Programming by contract is beyond the scope of the 303 specification mandate, but we are seriously thinking providing extension points in the spec to allow application frameworks that can intercept operations (whether it be a full fledge AOP solution or an interceptor based solution) to plug the JSR 303 core functionalities.
If you want this integrated in Java EE 6, you better start emailing and lobbying the expert group soon :)
I agree with you Stephane, the email solution is not very practical. Let me think about it and find a solution.
If you find more then one annotation in the class, collect all fields and pass as a Array to the constraint. Let's try:
@MyCustomValidation public class Bean { @Before private Date before1; @Before private Date before2; @AfterBefore private Date afterBefore; ... } public class CustomConstraint implements Constraint<MyCustomValidation>, StandardConstraint { public boolean isValid(@Before Objet v1, @AfterBefore Object v2) { ... Date[] befores = (Date[]) v1; ... Date[] after = (Date) v2; ... } public StandardConstraintDescriptor getStandardConstraints() { return new StandardConstraintDescriptor() { public Class<Annotation>[] getFields() { return Arrays.asList(Before.class, AfterBefore.class).toArray(); } }; } }Possible?
But it still delegates. Just add a open type generic to the interface:
public interface Constraint<A extends Annotation, T> { void initialize(A constraintAnnotation); boolean isValid(T... values); } public class AfterCurrentDate implements Constraint<After, Date> { public boolean isValid(Date date) { return date == null || date.after(new Date()); } }IMHO programming by contract is subject of JSR 305.
Keep us posted :D
The forum has been opened. No more excuse.
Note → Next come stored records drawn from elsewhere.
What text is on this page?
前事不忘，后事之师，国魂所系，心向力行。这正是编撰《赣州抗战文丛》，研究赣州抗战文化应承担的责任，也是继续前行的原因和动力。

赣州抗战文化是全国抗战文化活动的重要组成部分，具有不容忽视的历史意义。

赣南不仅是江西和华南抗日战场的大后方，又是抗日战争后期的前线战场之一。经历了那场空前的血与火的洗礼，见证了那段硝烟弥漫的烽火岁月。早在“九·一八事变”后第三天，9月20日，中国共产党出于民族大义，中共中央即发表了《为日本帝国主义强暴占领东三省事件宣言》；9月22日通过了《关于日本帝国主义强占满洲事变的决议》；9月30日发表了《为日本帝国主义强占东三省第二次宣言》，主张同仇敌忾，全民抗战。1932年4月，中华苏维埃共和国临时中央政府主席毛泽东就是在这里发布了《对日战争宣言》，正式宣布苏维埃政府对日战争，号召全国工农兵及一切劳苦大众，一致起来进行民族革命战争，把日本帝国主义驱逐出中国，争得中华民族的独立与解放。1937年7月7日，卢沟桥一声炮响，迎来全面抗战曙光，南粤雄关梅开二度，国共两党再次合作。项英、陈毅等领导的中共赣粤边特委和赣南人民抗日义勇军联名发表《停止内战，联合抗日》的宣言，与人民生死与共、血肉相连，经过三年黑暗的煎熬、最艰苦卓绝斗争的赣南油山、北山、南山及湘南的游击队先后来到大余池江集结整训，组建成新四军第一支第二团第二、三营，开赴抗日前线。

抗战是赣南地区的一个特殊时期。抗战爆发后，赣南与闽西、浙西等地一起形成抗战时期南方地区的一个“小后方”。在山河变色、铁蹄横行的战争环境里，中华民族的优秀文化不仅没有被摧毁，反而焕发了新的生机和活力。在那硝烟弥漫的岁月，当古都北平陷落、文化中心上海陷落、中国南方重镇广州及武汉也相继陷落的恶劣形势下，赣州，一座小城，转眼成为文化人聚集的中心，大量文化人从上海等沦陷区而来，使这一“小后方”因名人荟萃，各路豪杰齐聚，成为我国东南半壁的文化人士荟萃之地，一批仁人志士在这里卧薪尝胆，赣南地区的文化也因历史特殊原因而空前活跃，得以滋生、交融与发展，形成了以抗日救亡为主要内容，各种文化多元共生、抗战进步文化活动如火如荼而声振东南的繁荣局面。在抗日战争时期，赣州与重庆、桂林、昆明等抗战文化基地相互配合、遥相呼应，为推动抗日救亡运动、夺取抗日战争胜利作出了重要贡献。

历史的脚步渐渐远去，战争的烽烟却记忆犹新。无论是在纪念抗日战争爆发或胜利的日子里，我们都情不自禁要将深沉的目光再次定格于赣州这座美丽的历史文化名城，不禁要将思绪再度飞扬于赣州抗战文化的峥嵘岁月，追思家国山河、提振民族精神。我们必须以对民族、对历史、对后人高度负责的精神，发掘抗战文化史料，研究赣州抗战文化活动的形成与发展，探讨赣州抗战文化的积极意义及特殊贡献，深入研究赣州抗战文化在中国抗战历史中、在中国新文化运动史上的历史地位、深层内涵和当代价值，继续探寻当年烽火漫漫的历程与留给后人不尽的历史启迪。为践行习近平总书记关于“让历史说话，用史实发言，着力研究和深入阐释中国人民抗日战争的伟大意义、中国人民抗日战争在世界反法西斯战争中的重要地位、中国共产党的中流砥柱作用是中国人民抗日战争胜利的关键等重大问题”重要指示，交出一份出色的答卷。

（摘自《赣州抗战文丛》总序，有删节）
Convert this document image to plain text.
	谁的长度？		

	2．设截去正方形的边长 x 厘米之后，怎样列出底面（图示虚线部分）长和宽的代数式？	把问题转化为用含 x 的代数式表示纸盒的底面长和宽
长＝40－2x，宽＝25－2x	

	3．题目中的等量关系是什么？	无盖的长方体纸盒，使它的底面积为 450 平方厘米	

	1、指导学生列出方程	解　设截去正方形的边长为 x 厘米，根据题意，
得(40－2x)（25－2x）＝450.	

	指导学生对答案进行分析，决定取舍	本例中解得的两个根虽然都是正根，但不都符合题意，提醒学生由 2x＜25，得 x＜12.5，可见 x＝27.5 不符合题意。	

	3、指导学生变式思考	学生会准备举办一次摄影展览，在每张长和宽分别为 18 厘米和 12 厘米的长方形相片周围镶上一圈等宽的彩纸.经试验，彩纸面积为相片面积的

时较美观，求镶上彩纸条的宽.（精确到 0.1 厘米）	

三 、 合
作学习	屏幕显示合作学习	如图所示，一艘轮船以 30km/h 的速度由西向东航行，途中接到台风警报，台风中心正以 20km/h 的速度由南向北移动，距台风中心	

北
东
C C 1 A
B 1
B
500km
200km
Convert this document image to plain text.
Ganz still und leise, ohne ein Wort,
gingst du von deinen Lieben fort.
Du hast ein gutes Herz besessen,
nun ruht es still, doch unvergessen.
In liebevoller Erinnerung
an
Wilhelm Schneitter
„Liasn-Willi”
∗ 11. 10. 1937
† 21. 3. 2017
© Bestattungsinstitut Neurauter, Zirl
Not sure I quite follow your reasoning. Let's follow up on the forum
What I am missing is the possibility to validate an object differently, depending on the current . I.e, an account object must be validate differently, if I want to create a new account, or if I want to change that account. So I am not talking about simple syntactic validations but validations depending on the state of the object or some other circumstance.